Mobile to deliver financial inclusion to a third of those in developing nations
The continued roll out of mobile microfinance services will lead to a surge in financial inclusion in some of the world’s most deprived regions, according to a new study from Juniper Research.
The new research forecasts that by 2022, 36% of the population in developing regions will utilise microfinance, up from just 22% this year, as providers tailor programmes to suit the individual needs required to operate in new markets.
According to the research, whilst microfinance products have largely revolved around basic money transfer, loans, savings and insurance, players are now seeking to innovate and adjust offerings to drive customer adoption, as well as to solve more complex social issues in developing nations. Juniper highlighted Telenor’s recent launch of interest free loans for farmers in Pakistan as a case in point.
According to research author Lauren Foye: “By identifying local deficiencies in financial services and plugging the gaps, operators can simultaneously improve customer retention and help to bring those customers out of poverty with the provision of services developed with specific, localised needs in mind.”
The research also anticipated that there would be in surge in deployments in underserved regions, particularly within developing Asia. However, the research argued that key barriers remain in less penetrated markets.

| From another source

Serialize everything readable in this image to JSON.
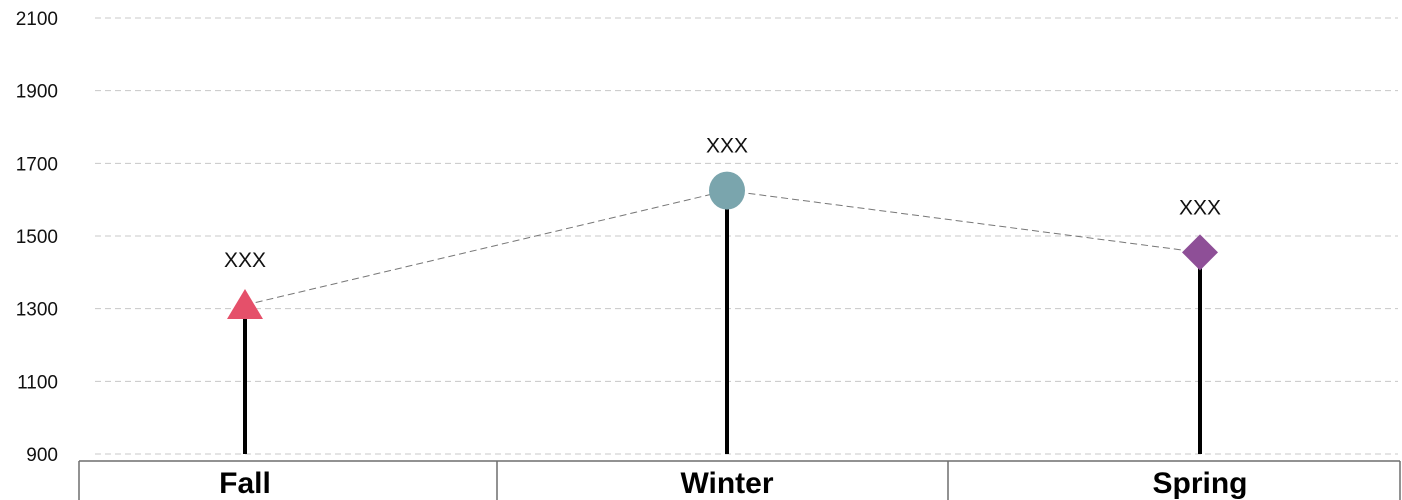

Most pressing is the lack of clear regulation across regions, compounded further by factors such as cultural and religious variations which can lead to operators falling foul of local customs.
The research claimed that clarification is likely to come as operators and governments seek to further inclusion and address the issues associated with an unbanked population, while the implementation of localised offerings would address many of the cultural differences currently hindering launches.